TAIPEI/TAINAN, Taïwan, 13 janvier (Reuters) - Le décompte des voix a commencé samedi à Taïwan dans le cadre des élections législatives et présidentielle présentées par la Chine comme un choix entre la guerre et la paix et qui se déroulent dans un contexte d'intensification de la pression de Pékin pour que l'île se soumette à sa souveraineté.

Les bureaux de vote ont fermé à 16 heures (8 heures GMT) et le dépouillement manuel a débuté peu après.
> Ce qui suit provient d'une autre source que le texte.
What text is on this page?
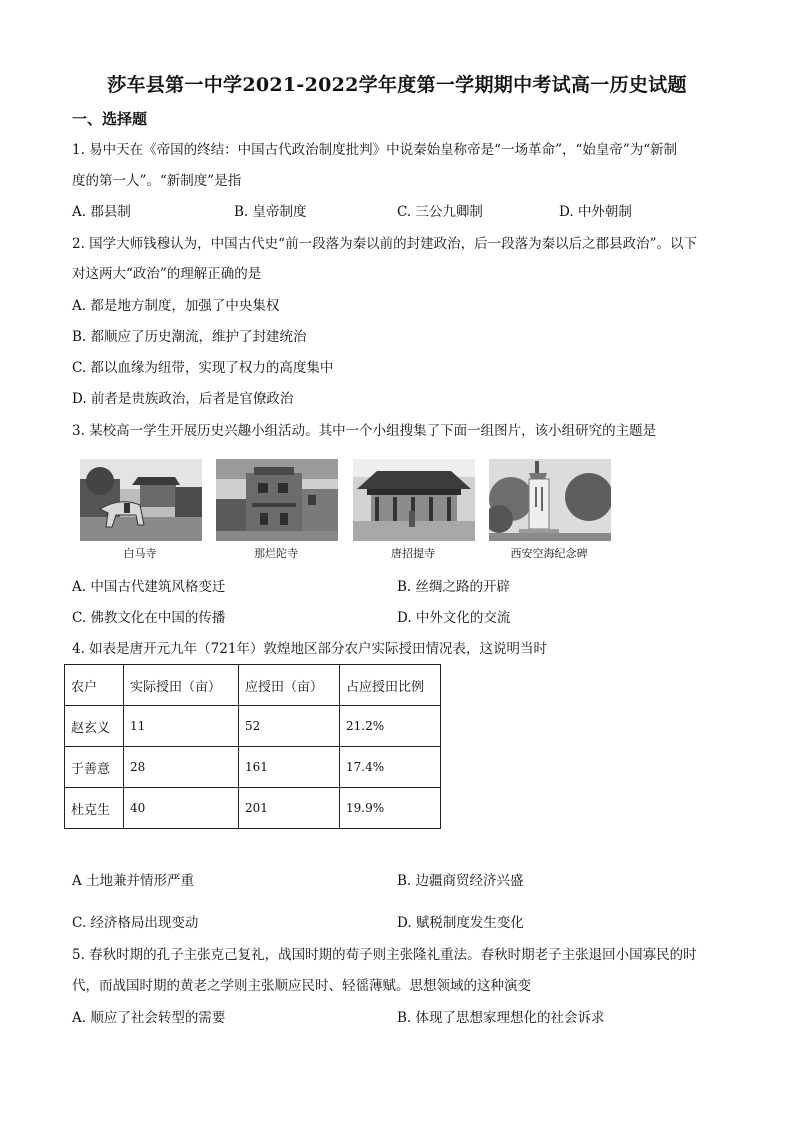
莎车县第一中学2021-2022学年度第一学期期中考试高一历史试题
一、选择题
1. 易中天在《帝国的终结：中国古代政治制度批判》中说秦始皇称帝是“一场革命”，“始皇帝”为“新制
度的第一人”。“新制度”是指
A. 郡县制	B. 皇帝制度	C. 三公九卿制	D. 中外朝制
2. 国学大师钱穆认为，中国古代史“前一段落为秦以前的封建政治，后一段落为秦以后之郡县政治”。以下
对这两大“政治”的理解正确的是
A. 都是地方制度，加强了中央集权
B. 都顺应了历史潮流，维护了封建统治
C. 都以血缘为纽带，实现了权力的高度集中
D. 前者是贵族政治，后者是官僚政治
3. 某校高一学生开展历史兴趣小组活动。其中一个小组搜集了下面一组图片，该小组研究的主题是
白马寺	那烂陀寺	唐招提寺	西安空海纪念碑
A. 中国古代建筑风格变迁	B. 丝绸之路的开辟
C. 佛教文化在中国的传播	D. 中外文化的交流
4. 如表是唐开元九年（721年）敦煌地区部分农户实际授田情况表，这说明当时
农户	实际授田（亩）	应授田（亩）	占应授田比例
赵玄义	11	52	21.2%
于善意	28	161	17.4%
杜克生	40	201	19.9%
A 土地兼并情形严重	B. 边疆商贸经济兴盛
C. 经济格局出现变动	D. 赋税制度发生变化
5. 春秋时期的孔子主张克己复礼，战国时期的荀子则主张隆礼重法。春秋时期老子主张退回小国寡民的时
代，而战国时期的黄老之学则主张顺应民时、轻徭薄赋。思想领域的这种演变
A. 顺应了社会转型的需要	B. 体现了思想家理想化的社会诉求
Le résultat de l'élection présidentielle devrait être connu samedi soir à l'issue de ce scrutin uninominal majoritaire à un tour brigué par trois candidats.

Taïwan est un exemple de réussite démocratique depuis qu'elle a organisé sa première élection présidentielle directe en 1996, point culminant de décennies de lutte contre un régime autoritaire et la loi martiale.

Le Parti démocratique progressiste (DPP) au pouvoir, qui défend l'identité distincte de Taïwan et rejette les revendications territoriales de la Chine, brigue un troisième mandat. Son candidat est le vice-président de Taïwan, Lai Ching-te.

S'adressant aux journalistes dans la ville de Tainan, au sud du pays, avant le scrutin, Lai Ching-te a exhorté ses citoyens à se rendre nombreux aux urnes.

"Chaque vote est important, car il s'agit de la démocratie taïwanaise durement obtenue", a-t-il déclaré.

Durant la campagne électorale, la Chine a dépeint Lai Ching-te comme un dangereux séparatiste et a rejeté les appels au dialogue du candidat. Lai Ching-te s'est engagé à préserver la paix dans le détroit de Taïwan et à développer les défenses de l'île.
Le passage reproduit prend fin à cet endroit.